Este trágico desempenho da iniciativa privada na gestão de serviços públicos não constitui uma exclusividade de Manaus, mas é percebido em diversos lugares do mundo. Não é por acaso que atualmente estar em curso uma forte onda de reestatização dos serviços públicos. As privatizações trouxeram grandes frustrações e prejuízos socioambientais, sendo que as reestatizações foram motivadas principalmente por reclamações de preços altos, falta de investimentos por parte da iniciativa privada e serviços ruins.
Segundo o Transnational Institute (TNI), entre 2000 e 2017, houve 884 processos em que os serviços privatizados foram devolvidos ao controle público em todo o mundo. São casos de concessões não renovadas, contratos rompidos ou empresas compradas de volta, em sua grande maioria de serviços essenciais como distribuição de água, energia, transporte público e coleta de lixo. Deste total, pelo menos 835 são remunicipalizações (quando os serviços são originalmente da prefeitura) e 49 nacionalizações (ligadas ao governo central). E a tendência é acelerada: mais de 80% dos casos aconteceram de 2009 em diante.
Já falamos sobre a reestatização do serviço de abastecimento de água de Cochabamba (Bolívia), mas hoje resgataremos a história de Buenos Aires, capital da Argentina, nosso vizinho do sul. Os serviços de abastecimento de água e saneamento da Área Metropolitana de Buenos Aires (AMBA) foram concedidos, em 1993, à empresa multinacional francesa Suez por 30 anos, convertendo-se, na época, na maior concessão privada do mundo, o que significava uma população de cerca de 9 milhões de pessoas.
O período entre o inicio da privatização e o ano 2002 marca com inúmeras contradições e conflitos a gestão do consórcio privado Águas Argentinas S. A. (AASA).

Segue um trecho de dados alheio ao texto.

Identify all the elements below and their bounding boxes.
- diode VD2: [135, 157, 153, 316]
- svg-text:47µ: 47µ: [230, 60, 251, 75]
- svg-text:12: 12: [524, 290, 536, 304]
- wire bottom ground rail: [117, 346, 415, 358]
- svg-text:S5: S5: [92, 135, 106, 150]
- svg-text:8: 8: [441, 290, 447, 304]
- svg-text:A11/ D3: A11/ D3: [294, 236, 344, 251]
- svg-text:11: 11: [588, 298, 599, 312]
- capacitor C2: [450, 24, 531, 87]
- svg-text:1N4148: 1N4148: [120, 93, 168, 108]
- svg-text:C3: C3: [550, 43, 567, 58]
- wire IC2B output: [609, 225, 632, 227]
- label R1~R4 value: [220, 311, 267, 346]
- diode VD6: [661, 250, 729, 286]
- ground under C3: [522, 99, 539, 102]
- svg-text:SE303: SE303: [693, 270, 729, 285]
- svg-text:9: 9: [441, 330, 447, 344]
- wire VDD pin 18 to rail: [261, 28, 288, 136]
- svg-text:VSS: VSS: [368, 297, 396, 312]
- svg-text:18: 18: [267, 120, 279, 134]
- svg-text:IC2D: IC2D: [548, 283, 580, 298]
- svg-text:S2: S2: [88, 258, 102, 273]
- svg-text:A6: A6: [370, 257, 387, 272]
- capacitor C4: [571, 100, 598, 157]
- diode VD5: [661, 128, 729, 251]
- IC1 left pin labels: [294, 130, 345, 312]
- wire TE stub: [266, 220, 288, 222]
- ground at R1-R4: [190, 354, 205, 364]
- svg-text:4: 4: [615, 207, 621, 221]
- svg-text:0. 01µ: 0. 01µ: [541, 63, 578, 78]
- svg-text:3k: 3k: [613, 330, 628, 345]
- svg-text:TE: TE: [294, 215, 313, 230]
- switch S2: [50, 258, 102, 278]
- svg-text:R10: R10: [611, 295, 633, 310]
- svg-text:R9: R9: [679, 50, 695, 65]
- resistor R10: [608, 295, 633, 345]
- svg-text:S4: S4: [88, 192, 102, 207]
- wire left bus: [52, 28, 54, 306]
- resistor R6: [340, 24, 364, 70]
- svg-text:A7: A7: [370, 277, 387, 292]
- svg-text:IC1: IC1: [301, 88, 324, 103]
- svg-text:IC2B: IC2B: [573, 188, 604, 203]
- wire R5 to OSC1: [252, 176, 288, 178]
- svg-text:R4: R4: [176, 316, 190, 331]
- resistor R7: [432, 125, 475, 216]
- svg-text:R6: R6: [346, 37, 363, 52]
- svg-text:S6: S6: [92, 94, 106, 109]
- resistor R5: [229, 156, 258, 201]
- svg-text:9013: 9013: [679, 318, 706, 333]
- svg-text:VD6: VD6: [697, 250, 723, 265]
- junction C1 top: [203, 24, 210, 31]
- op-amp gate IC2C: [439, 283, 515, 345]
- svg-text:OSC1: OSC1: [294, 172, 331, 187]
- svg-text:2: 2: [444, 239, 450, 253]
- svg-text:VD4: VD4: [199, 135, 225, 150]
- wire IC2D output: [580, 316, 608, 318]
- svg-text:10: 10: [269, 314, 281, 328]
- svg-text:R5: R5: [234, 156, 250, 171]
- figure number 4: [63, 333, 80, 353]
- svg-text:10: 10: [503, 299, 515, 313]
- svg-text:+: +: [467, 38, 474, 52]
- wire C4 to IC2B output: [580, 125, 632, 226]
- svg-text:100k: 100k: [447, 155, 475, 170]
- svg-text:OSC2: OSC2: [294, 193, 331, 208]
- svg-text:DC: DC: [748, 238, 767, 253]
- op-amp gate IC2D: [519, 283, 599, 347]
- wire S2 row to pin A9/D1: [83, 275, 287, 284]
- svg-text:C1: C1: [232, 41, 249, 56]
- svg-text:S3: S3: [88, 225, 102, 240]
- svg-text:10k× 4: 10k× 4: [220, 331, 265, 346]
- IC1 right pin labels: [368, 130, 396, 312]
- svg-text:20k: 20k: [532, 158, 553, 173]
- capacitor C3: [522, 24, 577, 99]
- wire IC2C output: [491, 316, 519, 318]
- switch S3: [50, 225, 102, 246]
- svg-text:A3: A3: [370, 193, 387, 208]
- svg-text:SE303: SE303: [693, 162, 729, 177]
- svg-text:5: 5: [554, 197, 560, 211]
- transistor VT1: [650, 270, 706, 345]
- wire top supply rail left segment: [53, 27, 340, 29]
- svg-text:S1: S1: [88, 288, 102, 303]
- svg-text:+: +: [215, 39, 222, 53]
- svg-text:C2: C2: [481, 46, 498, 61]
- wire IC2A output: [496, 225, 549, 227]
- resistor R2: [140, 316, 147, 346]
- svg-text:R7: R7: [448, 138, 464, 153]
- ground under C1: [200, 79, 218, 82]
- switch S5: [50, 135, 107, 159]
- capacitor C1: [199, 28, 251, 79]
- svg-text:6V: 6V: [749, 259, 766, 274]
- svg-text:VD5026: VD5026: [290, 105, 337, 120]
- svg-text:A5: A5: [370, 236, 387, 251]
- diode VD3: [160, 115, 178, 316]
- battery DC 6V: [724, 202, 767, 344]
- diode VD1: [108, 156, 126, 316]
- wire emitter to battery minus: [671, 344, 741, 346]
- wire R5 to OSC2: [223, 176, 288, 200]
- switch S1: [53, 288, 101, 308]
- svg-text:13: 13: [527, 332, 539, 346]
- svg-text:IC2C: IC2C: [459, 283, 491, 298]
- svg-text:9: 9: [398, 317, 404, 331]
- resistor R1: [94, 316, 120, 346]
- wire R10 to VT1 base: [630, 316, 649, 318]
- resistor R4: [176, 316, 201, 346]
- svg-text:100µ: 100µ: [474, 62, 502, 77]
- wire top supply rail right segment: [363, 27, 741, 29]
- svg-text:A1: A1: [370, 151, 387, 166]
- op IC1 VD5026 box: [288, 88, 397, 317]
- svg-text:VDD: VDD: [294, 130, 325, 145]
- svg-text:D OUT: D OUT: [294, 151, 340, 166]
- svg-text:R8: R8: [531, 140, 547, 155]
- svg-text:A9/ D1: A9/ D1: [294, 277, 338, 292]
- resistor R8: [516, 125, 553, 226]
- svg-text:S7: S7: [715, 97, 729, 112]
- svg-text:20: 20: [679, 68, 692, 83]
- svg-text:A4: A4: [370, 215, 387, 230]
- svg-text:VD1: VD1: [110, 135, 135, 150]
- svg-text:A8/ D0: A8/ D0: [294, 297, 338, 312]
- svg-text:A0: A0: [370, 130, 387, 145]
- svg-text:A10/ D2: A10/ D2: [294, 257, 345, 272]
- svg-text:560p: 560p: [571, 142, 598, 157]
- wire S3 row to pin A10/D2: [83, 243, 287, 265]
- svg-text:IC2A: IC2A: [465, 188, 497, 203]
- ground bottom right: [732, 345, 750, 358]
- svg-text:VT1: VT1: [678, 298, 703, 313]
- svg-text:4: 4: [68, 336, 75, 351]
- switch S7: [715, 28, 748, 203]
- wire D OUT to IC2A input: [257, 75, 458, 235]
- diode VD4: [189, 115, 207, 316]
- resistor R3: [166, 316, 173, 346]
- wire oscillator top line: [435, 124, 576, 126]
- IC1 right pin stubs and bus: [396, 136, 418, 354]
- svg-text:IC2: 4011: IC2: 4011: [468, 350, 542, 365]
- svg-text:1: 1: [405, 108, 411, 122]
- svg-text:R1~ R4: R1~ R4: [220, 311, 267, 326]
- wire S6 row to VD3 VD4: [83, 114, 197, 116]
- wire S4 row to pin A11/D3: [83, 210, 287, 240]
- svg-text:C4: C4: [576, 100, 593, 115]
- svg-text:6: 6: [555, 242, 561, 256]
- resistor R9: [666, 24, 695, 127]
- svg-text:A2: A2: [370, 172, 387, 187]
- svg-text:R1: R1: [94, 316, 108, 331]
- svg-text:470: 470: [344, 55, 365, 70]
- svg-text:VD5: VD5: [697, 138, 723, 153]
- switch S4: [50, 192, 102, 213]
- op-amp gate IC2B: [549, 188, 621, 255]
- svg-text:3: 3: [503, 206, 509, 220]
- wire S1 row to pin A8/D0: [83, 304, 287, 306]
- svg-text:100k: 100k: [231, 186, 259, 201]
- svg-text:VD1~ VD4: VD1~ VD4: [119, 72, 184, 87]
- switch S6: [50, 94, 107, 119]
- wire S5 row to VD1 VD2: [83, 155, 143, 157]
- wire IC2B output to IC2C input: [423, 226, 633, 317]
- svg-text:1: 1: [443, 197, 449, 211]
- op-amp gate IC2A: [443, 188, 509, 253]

Este período se caracterizou por recorrentes renegociações contratuais relacionadas com aumentos tarifários e por repetidas reclamações governamentais por descumprimento de metas no que diz respeito a investimentos, expansão dos serviços, preservação ambiental e controle de qualidade da água, entre outros problemas. Estas renegociações sempre foram favoráveis aos interesses da concessionária e a conivência do poder público configurou-se pelo receio do impacto político de interromper a privatização.
Ao longo deste primeiro período, a empresa conseguiu realizar alterações contratuais, incorporando enormes benefícios: a dolarização da tarifa, a eliminação do princípio regulatório que limitava os aumentos tarifários em função da renda média dos usuários, a introdução da possibilidade de solicitar uma “revisão extraordinária” do contrato a cada ano e a anulação ou adiamento de vários investimentos estabelecidos no contrato de concessão.
Apesar de todas as revisões introduzidas em favor da concessionária privada, o Agente Regulador (ETOSS) constatou que entre 1993 e 2002, a AASA cumpriu somente 60,9% das metas contratuais de investimentos e expansão dos serviços. No que diz respeito à preservação ambiental, o Agente Regulador constatou também o descumprimento da meta por parte da concessionária.
Para se ter uma ideia concreta do desempenho da empresa, o acordo original de ampliar o abastecimento de água de 70% para 100% da população, em 2003, foi alterado para uma meta de 88%, mas em 2002, a cobertura alcançada pela AASA não passava de 79%. Igualmente, os serviços de esgotamento sanitário, que previam, originalmente, uma ampliação de 58% para 95% da população, tiveram metas reduzidas para 74%, mas alcançou, em 2002, somente 63% da população. Isso significava que, em 2002, oitocentas mil pessoas não tinham acesso à água potável e mais de um milhão de pessoas estavam sem serviços de esgotamento sanitário.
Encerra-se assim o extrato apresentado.